PAUL GAUGUINWoman with a flower (Vahine no te Tiare), 1891.
«Ah, que bem disso me lembro! Era no frio Dezembro,
E o fogo, morrendo negro, urdia sombras desiguais.
(...)
E o corvo, na noite infinda, está ainda, está ainda
No alvo busto de Atena que há por sobre os meus
umbrais.»
EDGAR
ALLAN
POE
Trad. Fernando Pessoa
Na noite de 23 de Dezembro
de 1888, na famosa Casa Amarela da Place Lamartine, em Arles, os enormes
Vincent van Gogh e Paul Gauguin envolveram-se numa violenta cena de
gritos e pancadaria por causa de uma prostituta de nome Raquel, que
com eles dividia os prazeres da carne e a compaixão. Gauguin pegou numa faca, e num
acesso de fúria rasgou a orelha do amigo e
fugiu. O pobre Van Gogh correu para os braços de Raquel, a quem
ofereceu a orelha cortada como sacrifício, e só depois terá dado
conta do seu sofrimento.

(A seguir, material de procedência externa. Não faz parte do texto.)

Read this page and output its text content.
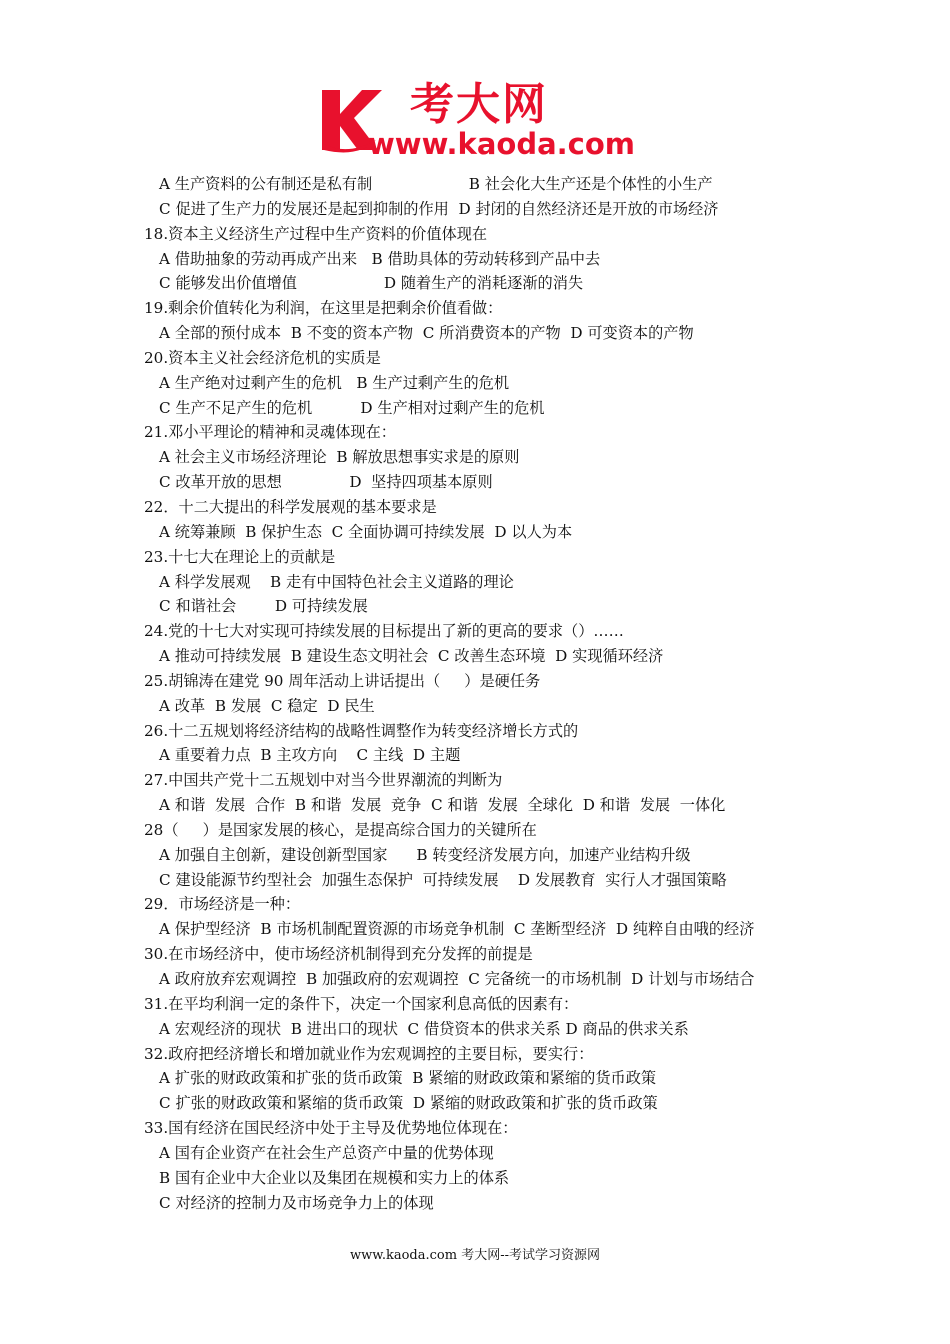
考大网
www.kaoda.com
A 生产资料的公有制还是私有制                    B 社会化大生产还是个体性的小生产
C 促进了生产力的发展还是起到抑制的作用  D 封闭的自然经济还是开放的市场经济
18.资本主义经济生产过程中生产资料的价值体现在
A 借助抽象的劳动再成产出来   B 借助具体的劳动转移到产品中去
C 能够发出价值增值                  D 随着生产的消耗逐渐的消失
19.剩余价值转化为利润，在这里是把剩余价值看做：
A 全部的预付成本  B 不变的资本产物  C 所消费资本的产物  D 可变资本的产物
20.资本主义社会经济危机的实质是
A 生产绝对过剩产生的危机   B 生产过剩产生的危机
C 生产不足产生的危机          D 生产相对过剩产生的危机
21.邓小平理论的精神和灵魂体现在：
A 社会主义市场经济理论  B 解放思想事实求是的原则
C 改革开放的思想              D  坚持四项基本原则
22．十二大提出的科学发展观的基本要求是
A 统筹兼顾  B 保护生态  C 全面协调可持续发展  D 以人为本
23.十七大在理论上的贡献是
A 科学发展观    B 走有中国特色社会主义道路的理论
C 和谐社会        D 可持续发展
24.党的十七大对实现可持续发展的目标提出了新的更高的要求（）……
A 推动可持续发展  B 建设生态文明社会  C 改善生态环境  D 实现循环经济
25.胡锦涛在建党 90 周年活动上讲话提出（     ）是硬任务
A 改革  B 发展  C 稳定  D 民生
26.十二五规划将经济结构的战略性调整作为转变经济增长方式的
A 重要着力点  B 主攻方向    C 主线  D 主题
27.中国共产党十二五规划中对当今世界潮流的判断为
A 和谐  发展  合作  B 和谐  发展  竞争  C 和谐  发展  全球化  D 和谐  发展  一体化
28（     ）是国家发展的核心，是提高综合国力的关键所在
A 加强自主创新，建设创新型国家      B 转变经济发展方向，加速产业结构升级
C 建设能源节约型社会  加强生态保护  可持续发展    D 发展教育  实行人才强国策略
29．市场经济是一种：
A 保护型经济  B 市场机制配置资源的市场竞争机制  C 垄断型经济  D 纯粹自由哦的经济
30.在市场经济中，使市场经济机制得到充分发挥的前提是
A 政府放弃宏观调控  B 加强政府的宏观调控  C 完备统一的市场机制  D 计划与市场结合
31.在平均利润一定的条件下，决定一个国家利息高低的因素有：
A 宏观经济的现状  B 进出口的现状  C 借贷资本的供求关系 D 商品的供求关系
32.政府把经济增长和增加就业作为宏观调控的主要目标，要实行：
A 扩张的财政政策和扩张的货币政策  B 紧缩的财政政策和紧缩的货币政策
C 扩张的财政政策和紧缩的货币政策  D 紧缩的财政政策和扩张的货币政策
33.国有经济在国民经济中处于主导及优势地位体现在：
A 国有企业资产在社会生产总资产中量的优势体现
B 国有企业中大企业以及集团在规模和实力上的体系
C 对经济的控制力及市场竞争力上的体现
www.kaoda.com 考大网--考试学习资源网
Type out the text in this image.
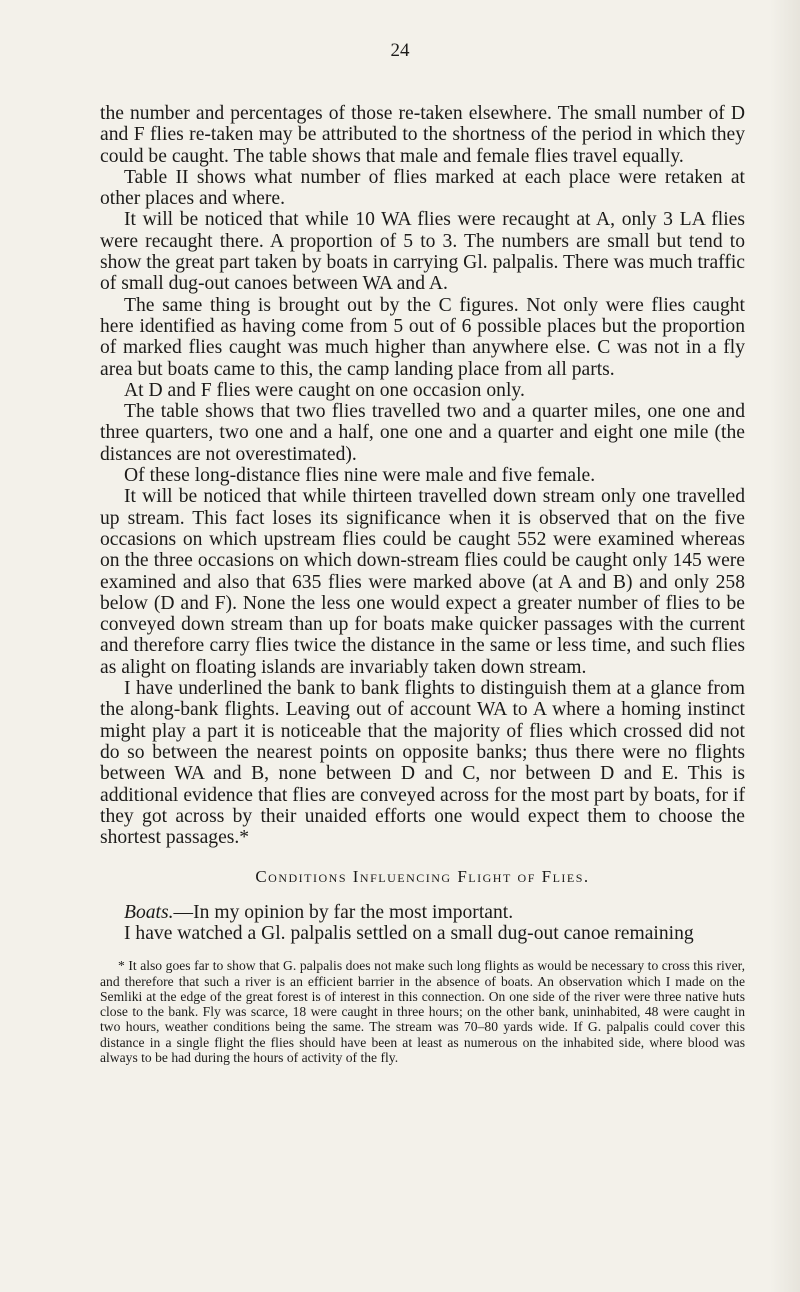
24

the number and percentages of those re-taken elsewhere. The small number of D and F flies re-taken may be attributed to the shortness of the period in which they could be caught. The table shows that male and female flies travel equally.

Table II shows what number of flies marked at each place were retaken at other places and where.

It will be noticed that while 10 WA flies were recaught at A, only 3 LA flies were recaught there. A proportion of 5 to 3. The numbers are small but tend to show the great part taken by boats in carrying Gl. palpalis. There was much traffic of small dug-out canoes between WA and A.

The same thing is brought out by the C figures. Not only were flies caught here identified as having come from 5 out of 6 possible places but the proportion of marked flies caught was much higher than anywhere else. C was not in a fly area but boats came to this, the camp landing place from all parts.

At D and F flies were caught on one occasion only.

The table shows that two flies travelled two and a quarter miles, one one and three quarters, two one and a half, one one and a quarter and eight one mile (the distances are not overestimated).

Of these long-distance flies nine were male and five female.

It will be noticed that while thirteen travelled down stream only one travelled up stream. This fact loses its significance when it is observed that on the five occasions on which upstream flies could be caught 552 were examined whereas on the three occasions on which down-stream flies could be caught only 145 were examined and also that 635 flies were marked above (at A and B) and only 258 below (D and F). None the less one would expect a greater number of flies to be conveyed down stream than up for boats make quicker passages with the current and therefore carry flies twice the distance in the same or less time, and such flies as alight on floating islands are invariably taken down stream.

I have underlined the bank to bank flights to distinguish them at a glance from the along-bank flights. Leaving out of account WA to A where a homing instinct might play a part it is noticeable that the majority of flies which crossed did not do so between the nearest points on opposite banks; thus there were no flights between WA and B, none between D and C, nor between D and E. This is additional evidence that flies are conveyed across for the most part by boats, for if they got across by their unaided efforts one would expect them to choose the shortest passages.*

Conditions Influencing Flight of Flies.

Boats.—In my opinion by far the most important.

I have watched a Gl. palpalis settled on a small dug-out canoe remaining

* It also goes far to show that G. palpalis does not make such long flights as would be necessary to cross this river, and therefore that such a river is an efficient barrier in the absence of boats. An observation which I made on the Semliki at the edge of the great forest is of interest in this connection. On one side of the river were three native huts close to the bank. Fly was scarce, 18 were caught in three hours; on the other bank, uninhabited, 48 were caught in two hours, weather conditions being the same. The stream was 70–80 yards wide. If G. palpalis could cover this distance in a single flight the flies should have been at least as numerous on the inhabited side, where blood was always to be had during the hours of activity of the fly.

Será lenda. Porém, imagina-se que os temperamentos de Van
Gogh e Gauguin não seriam fáceis, que os dois eram perseguidos pela
incapacidade para venderem as suas pinturas, que falhara o projecto
comum de fazerem da Casa Amarela uma grande residência de artistas, que
ambos viviam em grandes dificuldades financeiras, ambos sofriam de
alguma demência e ambos dependiam do amor fácil das mulheres do
prostíbulo local, razões mais do que suficientes para inflamar os
delírios de qualquer imaginação.
Eugène Henri Paul Gauguin nasceu em
Paris, em 1848, filho de Clóvis Gauguin, um republicano que temia
retaliações de Bonaparte III, e Aline Tristán, uma escritora
peruana, neta de Flora Tristán, a conhecida precursora dos movimentos
de libertação da mulher e do direito ao divórcio. Viveu os primeiros sete anos em Lima,
onde teve contacto com as civilizações pré-colombianas
(maias, astecas e incas). Voltou a França, alistou-se na Marinha,
viajou pelo mundo e regressou para trabalhar na Bolsa de Paris, onde
conseguiu algum sucesso.
Entretanto, casou-se com uma dinamarquesa de nome Mette Sophie Gad, com quem teve cinco filhos,
e cerca de doze anos depois separou-se: em Copenhaga, 1885, a esposa
acusa-o de uma mudança radical de carácter e não lhe reconhece capacidade para viver segundo as regras de um casamento cristão. Nisto, teve alguma influência
o pintor Camille Pissarro, nascido nas Ilhas Virgens (Golfo do
México), que o inspirou a desligar-se da sociedade burguesa,
percorrer o mundo e viver exclusivamente da pintura.
De novo nos arredores de
Paris, juntou-se ao grupo Les Nabis (os profetas), que tomava a
arte como filosofia de vida num ambiente pós-impressionista de vanguarda,
mas as dificuldades financeiras levaram-no a atravessar de novo o Atlântico
para trabalhar como operário
no Canal do Panamá, passando também por Martinica e pelo Brasil.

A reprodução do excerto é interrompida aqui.